С самого начала нашего изложения и довольно часто подчеркивалось, что если мысль, соотносимая с сущим в целом, одновременно должна соотноситься с осмысляющим ее человеком и даже прежде всего и всецело должна продумываться именно в ракурсе человека, тогда это касается и мысли о возвращении. Она была представлена как «величайшая тяжесть». Это существенное соотнесение мысли с мыслящим ее человеком, существенная вовлеченность мыслящего в саму мысль и продуманное в ней, то есть «очеловечение» мысли и представленного в ней сущего в целом,— все это проявляется в том, что вечность и тем самым время возвращения и, таким образом, его самого можно постичь только из «мгновения».

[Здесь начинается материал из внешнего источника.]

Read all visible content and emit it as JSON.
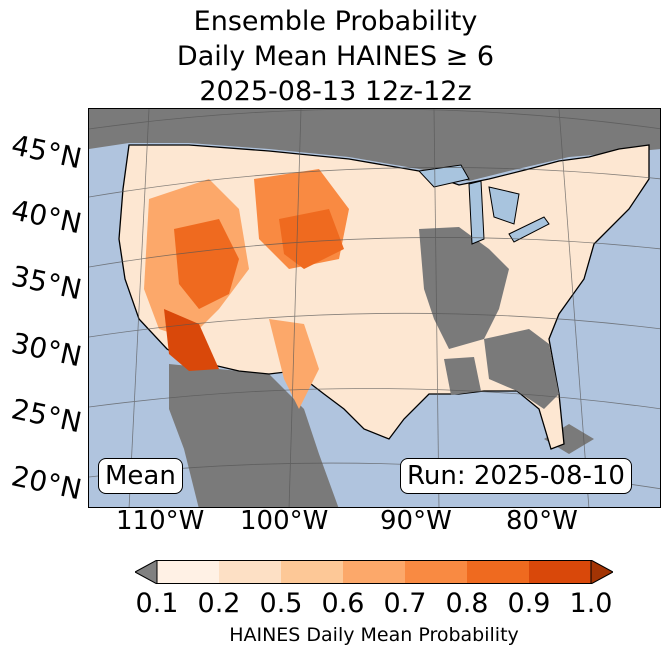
{
  "title": {
    "line1": "Ensemble Probability",
    "line2": "Daily Mean HAINES ≥ 6",
    "line3": "2025-08-13 12z-12z"
  },
  "map": {
    "lat_labels": [
      "45°N",
      "40°N",
      "35°N",
      "30°N",
      "25°N",
      "20°N"
    ],
    "lon_labels": [
      "110°W",
      "100°W",
      "90°W",
      "80°W"
    ],
    "mean_label": "Mean",
    "run_label": "Run: 2025-08-10",
    "colors": {
      "ocean": "#b0c4de",
      "no_data_land": "#7a7a7a",
      "lakes": "#a8c4de"
    }
  },
  "colorbar": {
    "ticks": [
      "0.1",
      "0.2",
      "0.5",
      "0.6",
      "0.7",
      "0.8",
      "0.9",
      "1.0"
    ],
    "colors": [
      "#fff1e5",
      "#fde0c5",
      "#fdc897",
      "#fca86a",
      "#f98a42",
      "#ef6a1f",
      "#d9480a"
    ],
    "under_color": "#808080",
    "over_color": "#a33404",
    "label": "HAINES Daily Mean Probability"
  }
}
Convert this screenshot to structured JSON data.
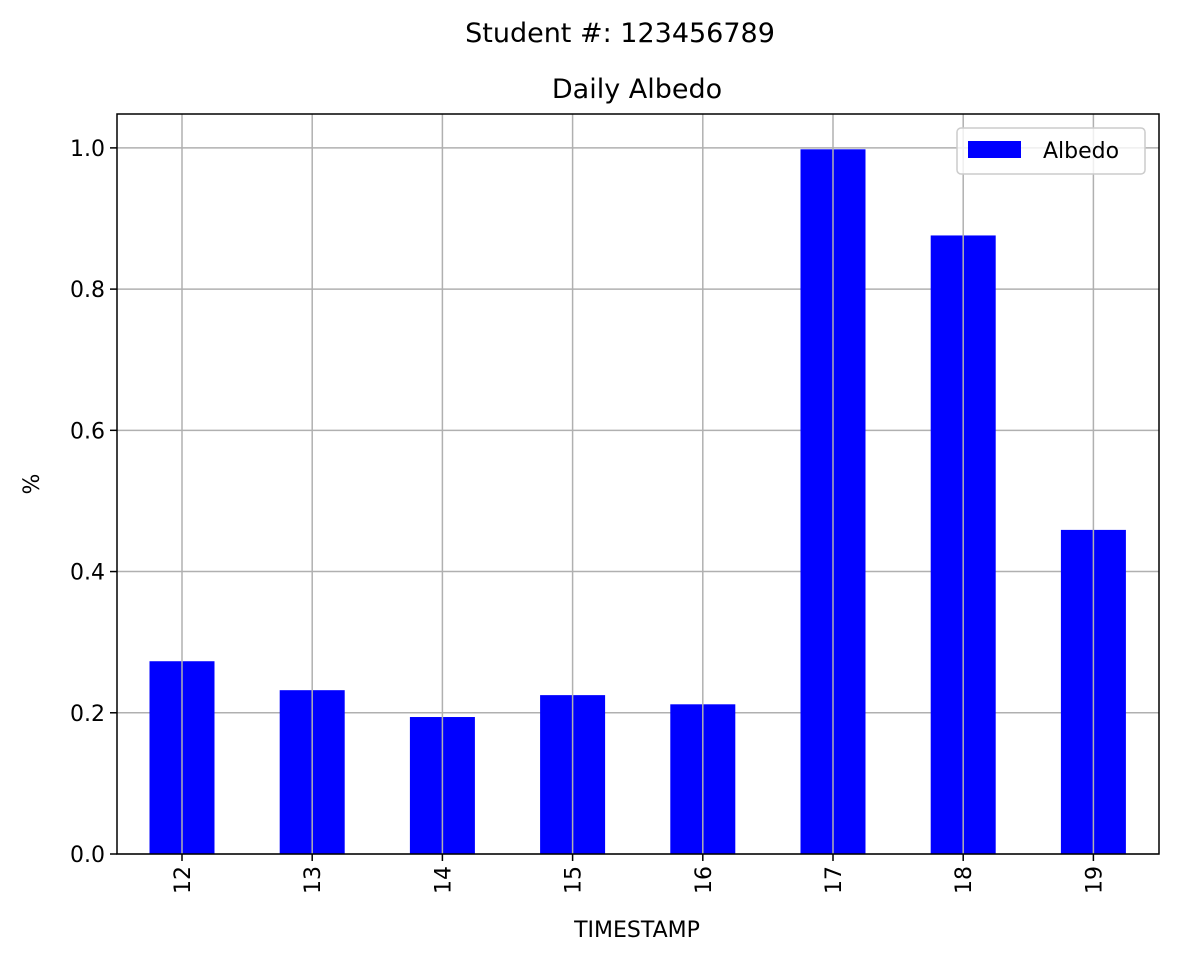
{
  "suptitle": "Student #: 123456789",
  "chart_data": {
    "type": "bar",
    "title": "Daily Albedo",
    "xlabel": "TIMESTAMP",
    "ylabel": "%",
    "categories": [
      "12",
      "13",
      "14",
      "15",
      "16",
      "17",
      "18",
      "19"
    ],
    "series": [
      {
        "name": "Albedo",
        "color": "#0000ff",
        "values": [
          0.273,
          0.232,
          0.194,
          0.225,
          0.212,
          0.998,
          0.876,
          0.459
        ]
      }
    ],
    "ylim": [
      0,
      1.048
    ],
    "yticks": [
      "0.0",
      "0.2",
      "0.4",
      "0.6",
      "0.8",
      "1.0"
    ],
    "ytick_values": [
      0,
      0.2,
      0.4,
      0.6,
      0.8,
      1.0
    ],
    "grid": true,
    "legend_position": "top-right",
    "xtick_rotation": "vertical"
  }
}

Как «мгновение» мы определяем время, в котором будущее и прошедшее «сталкиваются лбами», в котором сам человек, принимая решение, одолевает их и совершает их — тем что находится в месте этого столкновения, более того, сам есть это место. Временность времени такой вечности, которую необходимо мыслить в вечном возвращении того же самого, есть та временность, в которой прежде всего находится человек и, насколько нам известно, только он, потому что именно он, раз-решая будущее и сохраняя минувшее, формирует и выносит настоящее. Поэтому мысль о вечном возвращении того же самого, возникшая и утвержденная в такой временности, есть «человеческая» мысль в высшем и исключительном смысле. И кроме того, она, как кажется, потому вызывает опасение, что ею совершается сравнительно широкое очеловечение сущего в целом, то есть именно то, чего Ницше хочет избежать всюду и всеми средствами.

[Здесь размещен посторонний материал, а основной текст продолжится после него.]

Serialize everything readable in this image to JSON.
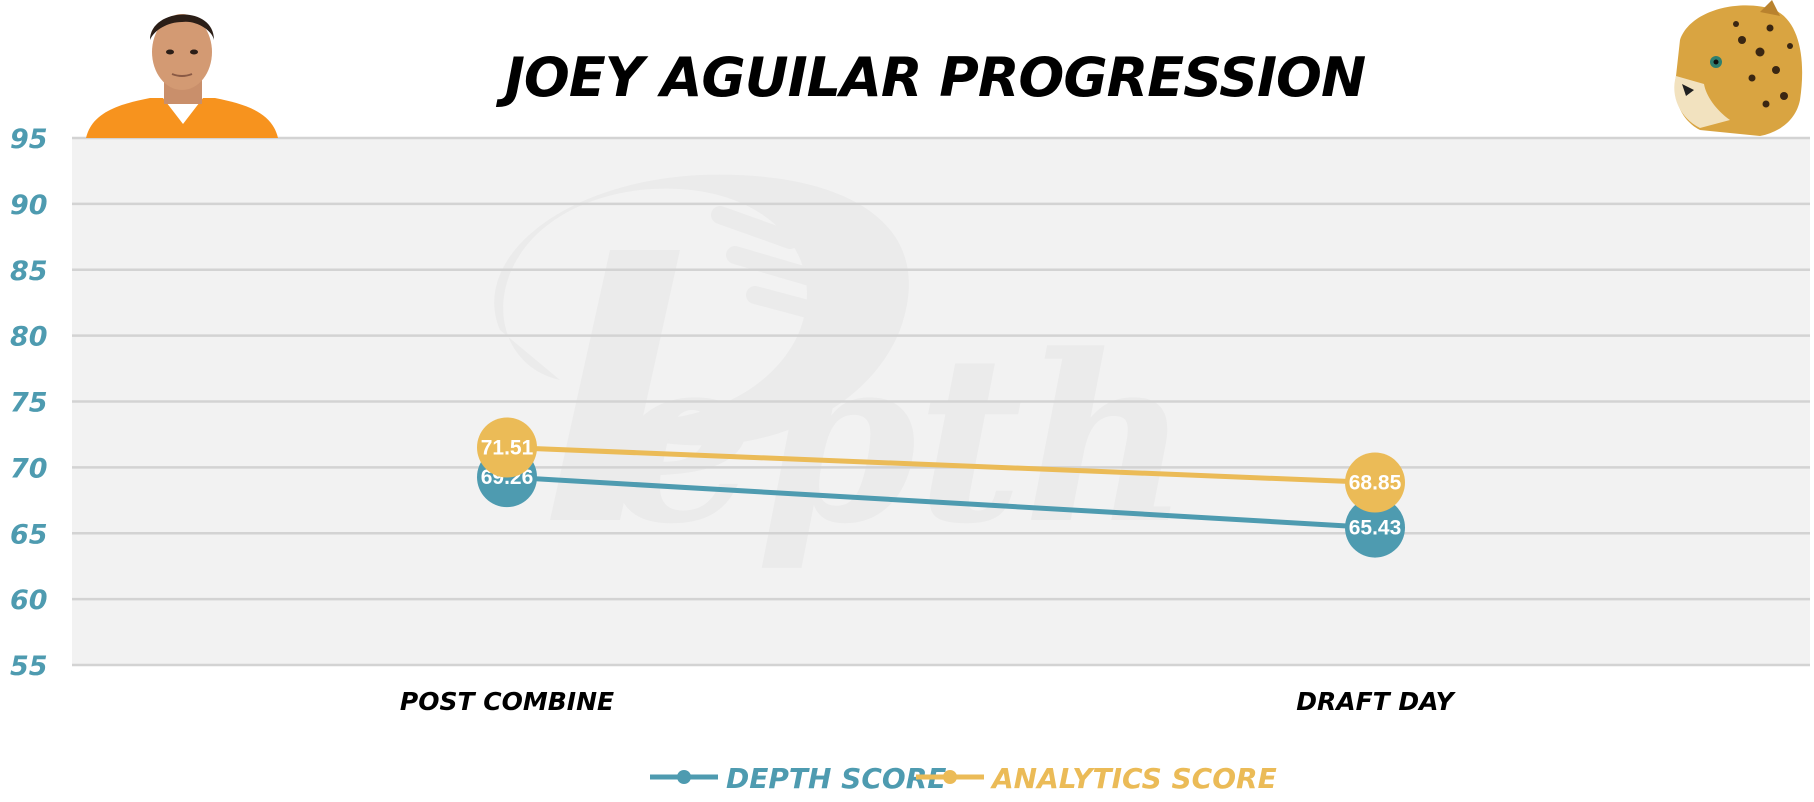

Но как в действительности обстоят с этим опасением очеловечения сущего, вызываемого мыслью о возвращении? Очевидно, что ответить на этот вопрос мы сможем только тогда, когда основательно рассмотрим саму эту мысль во всех ее отношениях и полностью ее продумаем. С другой стороны, в том месте нашего рассмотрения, где, как мы считаем, нам надо осмыслить доказательства в пользу этой мысли и тем самым ее саму в ее обоснованности и истине, необходимо прежде всего заострить внимание на том опасении перед очеловечением, которое грозит сделать все несостоятельным.

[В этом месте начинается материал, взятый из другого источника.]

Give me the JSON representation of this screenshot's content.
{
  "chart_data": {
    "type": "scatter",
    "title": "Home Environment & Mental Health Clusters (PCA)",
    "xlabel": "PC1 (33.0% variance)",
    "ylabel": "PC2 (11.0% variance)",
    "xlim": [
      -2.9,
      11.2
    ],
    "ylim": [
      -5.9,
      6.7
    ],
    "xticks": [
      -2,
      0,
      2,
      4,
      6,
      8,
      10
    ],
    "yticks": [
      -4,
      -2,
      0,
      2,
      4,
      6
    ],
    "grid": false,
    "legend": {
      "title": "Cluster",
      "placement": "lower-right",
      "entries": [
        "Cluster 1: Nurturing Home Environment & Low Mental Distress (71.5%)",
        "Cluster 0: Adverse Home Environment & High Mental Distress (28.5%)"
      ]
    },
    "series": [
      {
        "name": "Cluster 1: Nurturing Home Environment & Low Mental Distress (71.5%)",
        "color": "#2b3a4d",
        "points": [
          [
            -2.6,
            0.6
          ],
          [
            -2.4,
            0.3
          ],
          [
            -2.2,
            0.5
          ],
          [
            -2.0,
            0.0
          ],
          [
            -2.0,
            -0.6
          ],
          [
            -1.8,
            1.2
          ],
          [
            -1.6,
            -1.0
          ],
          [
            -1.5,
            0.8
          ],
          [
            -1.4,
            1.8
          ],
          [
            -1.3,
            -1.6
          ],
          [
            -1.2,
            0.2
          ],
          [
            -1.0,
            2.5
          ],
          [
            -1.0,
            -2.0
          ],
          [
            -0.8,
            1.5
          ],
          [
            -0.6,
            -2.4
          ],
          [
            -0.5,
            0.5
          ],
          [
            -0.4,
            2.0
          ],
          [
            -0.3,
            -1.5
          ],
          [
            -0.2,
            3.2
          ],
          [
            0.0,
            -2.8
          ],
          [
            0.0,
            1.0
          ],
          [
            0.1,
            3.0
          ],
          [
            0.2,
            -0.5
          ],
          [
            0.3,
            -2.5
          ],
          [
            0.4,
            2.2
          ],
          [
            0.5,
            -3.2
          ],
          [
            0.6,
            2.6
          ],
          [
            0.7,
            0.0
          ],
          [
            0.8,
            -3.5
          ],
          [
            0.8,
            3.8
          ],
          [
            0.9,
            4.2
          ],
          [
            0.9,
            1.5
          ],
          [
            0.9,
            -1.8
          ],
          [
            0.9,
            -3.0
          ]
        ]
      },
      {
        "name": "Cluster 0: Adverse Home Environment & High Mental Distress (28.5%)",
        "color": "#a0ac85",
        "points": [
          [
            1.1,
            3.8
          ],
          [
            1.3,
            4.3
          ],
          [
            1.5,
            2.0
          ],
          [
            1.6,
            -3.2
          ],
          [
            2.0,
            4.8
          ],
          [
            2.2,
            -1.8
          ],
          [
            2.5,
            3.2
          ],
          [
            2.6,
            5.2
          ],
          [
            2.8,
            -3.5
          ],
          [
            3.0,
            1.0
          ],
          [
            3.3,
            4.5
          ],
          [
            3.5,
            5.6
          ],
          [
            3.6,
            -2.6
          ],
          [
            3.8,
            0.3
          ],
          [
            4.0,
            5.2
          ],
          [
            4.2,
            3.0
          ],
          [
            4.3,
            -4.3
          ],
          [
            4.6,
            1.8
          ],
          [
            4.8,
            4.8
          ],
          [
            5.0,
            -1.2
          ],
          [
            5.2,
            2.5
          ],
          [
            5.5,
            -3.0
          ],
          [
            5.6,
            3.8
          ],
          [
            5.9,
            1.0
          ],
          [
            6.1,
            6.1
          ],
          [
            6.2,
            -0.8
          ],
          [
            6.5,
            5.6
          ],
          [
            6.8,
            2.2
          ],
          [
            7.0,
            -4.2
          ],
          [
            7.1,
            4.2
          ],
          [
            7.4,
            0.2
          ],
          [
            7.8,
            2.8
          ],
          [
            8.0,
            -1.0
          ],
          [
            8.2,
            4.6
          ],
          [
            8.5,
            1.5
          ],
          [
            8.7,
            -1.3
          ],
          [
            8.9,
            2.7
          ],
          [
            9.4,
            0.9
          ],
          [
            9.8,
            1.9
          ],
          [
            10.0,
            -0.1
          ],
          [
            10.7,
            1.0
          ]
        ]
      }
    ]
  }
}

Всякое понимание сущего и особенно сущего в его целом уже как понимание человеком соотнесено с ним самим, то есть исходит от человека. Любое истолкование такого понимания есть разъяснение того, каким образом человек ориентируется в понимании сущего и как относится к этому пониманию. Следовательно, истолкование есть привнесение человеческих представлений и способов представления в сущее. Даже любое простое отношение к сущему, любое называние сущего в слове есть облачение этого сущего в человеческий образ, уловление (Einfangen) сущего человеческим (Menschliche), насколько слово и язык в высшем смысле отличают человеческое бытие.

Поэтому каждое представление о сущем в целом, каждое истолкование мира неизбежно является очеловечением его.

Такие соображения настолько убедительны, что даже тот, кто коснулся их в самых общих чертах, не может не видеть, как человек со всем своим представлением, созерцанием и определением сущего всегда загоняется в тупик своей собственной человечности. Самому ограниченному человеку можно показать, как непреложно всякое человеческое представление берет начало в каком-либо углу этого тупика, независимо от того, зарождается ли представление о мире в мышлении какого-нибудь отдельного великого и авторитетного мыслителя или же является постепенно проясняющимся сгустком представлений каких-либо групп, эпох, народов и их семей. Этот факт Гегель пояснил меткой ссылкой на наше словоупотребление, которое дает повод для далеко не самой поверхностной и надуманной игры слов.


Всякое наше представление и созерцание таковы, что в них мы нечто имеем в виду, имеем в виду сущее. Однако в каждом мнении я сразу же и неизбежно делаю подразумеваемое мною именно моим. Всякое подразумевание, которое, как кажется, соотносится только с самим предметом, становится усвоением (Besitznahme) и вбиранием (Hereinnahme) подразумеваемого в наше человеческое «я». Подразумевание как таковое в одно и то же время означает представление чего-либо и превращение этого представленного в нечто свое (Meinige). Однако даже там, где подразумевает не какое-то обособленное «я», где, по-видимому, мышление какого-либо отдельного человека не заявляет о себе как нечто полагающее критерий, опасность субъективности только кажется преодоленной. Очеловечение сущего в целом здесь совершается не в меньшей, а даже в большей степени, причем не только в смысле охвата, но и, прежде всего, в смысле его вида, поскольку в том, благодаря чему появляется поначалу непреложная видимость, никто не подозревает наличие очеловечения, как будто его там вообще нет. Но если толкование мира неразрывно связано с очеловечением, тогда бесперспективна любая попытка расчеловечить это очеловечение, так как она опять-таки является попыткой человека и, стало быть, в конечном счете, является потенциальным очеловечением.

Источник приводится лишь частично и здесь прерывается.